This New Diet Is Super-Effective – But Only if You’re an Absolute ANIMAL
Also called the Jordan Peterson diet, the Keto Carnivore diet boasts wondrous benefits. But is it really good for you?
With so many diets out there, it can be difficult to discern one from another. However, the Keto Carnivore Diet is pretty easy to remember. Just think meat, and more meat. Also some salt and water, sure. But mostly … meat.
The Keto Carnivore Diet and is also frequently known as the Jordan Peterson Carnivore Diet. Why, you ask? Because one of its chief proponents is Jordan Peterson, the frequently controversial Canadian author, psychologist and public speaker. He has become synonymous with this wild diet because he claims it helped to remedy many of his daughter’s health problems, including rheumatoid arthritis, bipolar disorder, Lyme disease, psoriasis, hypersomnia and eczema.

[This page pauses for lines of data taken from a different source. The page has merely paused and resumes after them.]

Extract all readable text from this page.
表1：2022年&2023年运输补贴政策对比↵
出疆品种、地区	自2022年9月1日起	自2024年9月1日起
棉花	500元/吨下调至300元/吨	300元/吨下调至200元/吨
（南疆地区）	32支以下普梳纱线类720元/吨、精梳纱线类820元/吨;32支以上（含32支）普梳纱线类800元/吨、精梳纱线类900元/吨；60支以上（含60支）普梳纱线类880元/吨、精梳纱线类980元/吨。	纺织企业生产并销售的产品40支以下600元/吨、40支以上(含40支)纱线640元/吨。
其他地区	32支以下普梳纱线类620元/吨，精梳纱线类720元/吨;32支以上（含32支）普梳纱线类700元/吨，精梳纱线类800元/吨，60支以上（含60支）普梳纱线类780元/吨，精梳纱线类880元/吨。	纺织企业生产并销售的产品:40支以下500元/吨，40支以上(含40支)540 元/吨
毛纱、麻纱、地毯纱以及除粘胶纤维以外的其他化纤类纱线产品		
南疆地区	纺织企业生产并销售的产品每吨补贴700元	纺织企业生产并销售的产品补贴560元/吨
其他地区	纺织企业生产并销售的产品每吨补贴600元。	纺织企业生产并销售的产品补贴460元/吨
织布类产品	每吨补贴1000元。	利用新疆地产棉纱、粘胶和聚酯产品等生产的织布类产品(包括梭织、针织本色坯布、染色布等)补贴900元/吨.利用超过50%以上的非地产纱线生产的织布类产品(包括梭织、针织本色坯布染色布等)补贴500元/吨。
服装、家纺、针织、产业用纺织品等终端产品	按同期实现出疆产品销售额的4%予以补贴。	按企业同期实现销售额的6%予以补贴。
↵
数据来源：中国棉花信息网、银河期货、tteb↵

Peterson insisted that his daughter, Mikhaila, was “cured” by the Keto Carnivore Diet while a guest on Joe Rogan’s podcast. And, just like that, he became the face (and de facto name) of this diet.
What Is the Jordan Peterson Diet?
The Jordan Peterson diet – or, the Keto Carnivore Diet – begins with a two-month “cleanse” (we’re leaning heavily on those quotation marks). That involves consuming nothing but meat, water and some salt. Also known as the Lion Diet, this is an elimination diet that is meant to reset your body. After two months on this elimination meat-and-salt only diet, you can begin to add some greens, but not many. Most of your calorie intake is supposed to come from meat, if you follow this diet properly.
That means, of course, it is essentially a very restrictive keto diet. In such diets, most calories come from fats, some come from protein, and very few come from carbohydrates. These diets are widely recognized as an effective way to lose weigh. Indeed, Peterson told Rogan he lost some 50 pounds by following the diet. He also claimed the diet helped him to sleep better, to feel mentally sharper and to have healthier gums.
The thing is, for most people, a keto diet should only be used to lose weight before a more normal, balanced diet is resumed. There are numerous benefits that come with getting yourself down to a healthy weight. But those will be offset for most people by the lack of nutrients in a diet virtually devoid of fruits, vegetables, and healthy sources of complex carbohydrates.
Can You Follow a Keto Carnivore Diet Long-Term?
If you’re wondering if a Jordan Peterson-style diet is sustainable indefinitely, the answer is yes. Look no further than the Inuit peoples of the far north of Canada, the United States and Greenland. Or the Masai people of Kenya and Tanzania. For countless generations, these cultures (and others) have lived on a primarily meat diet.
But should you embrace this diet completely and indefinitely? Probably not. And certainly not without the guidance of a physician or trained nutritionist. It’s far too easy to jump onto the bandwagon of the latest fad diet without considering the potential larger implications. It’s always important to have a plan for a diet’s implementation, and to know when you will stop following the diet.
If you do start on the Jordan Peterson diet, after having consulted a physician or nutrition expert, it’s a good idea to set a target healthy weight at which you will begin to phase in other foods. Also pay close attention to your health and how you feel while following the diet. Your body will give you a warning, if one is merited.
The Biggest Gut-Check to Keep in Mind
Let’s operate for a moment under the premise promoted by Jordan Peterson and others, and take it for granted that early modern humans lived on a diet consisting primarily of meat. And yes, this does require overlooking how our molars are perfectly adapted to the grinding often required of plants, starches and some fruits. The big question is, then, how long did they live?
Even well into the 19th century, average life expectancy was little more than 40 years. In the prehistoric ages, the Paleolithic and Neolithic eras, living to age 30 would mark you as an elder. Granted, medicine and hygiene were nonexistent, and the world was a dangerous place for those at the mercy of weather, predators and starvation.
But still, perhaps the fact that our short-lived ancestors survived largely by eating meat is not all that compelling of a reason for us to do the same. If a resident of a mountain cave or sun-drenched savanna had been offered a chopped salad and melon medley, might he have gladly taken it as a trade for his hunk of mastodon? We’re willing to bet yes.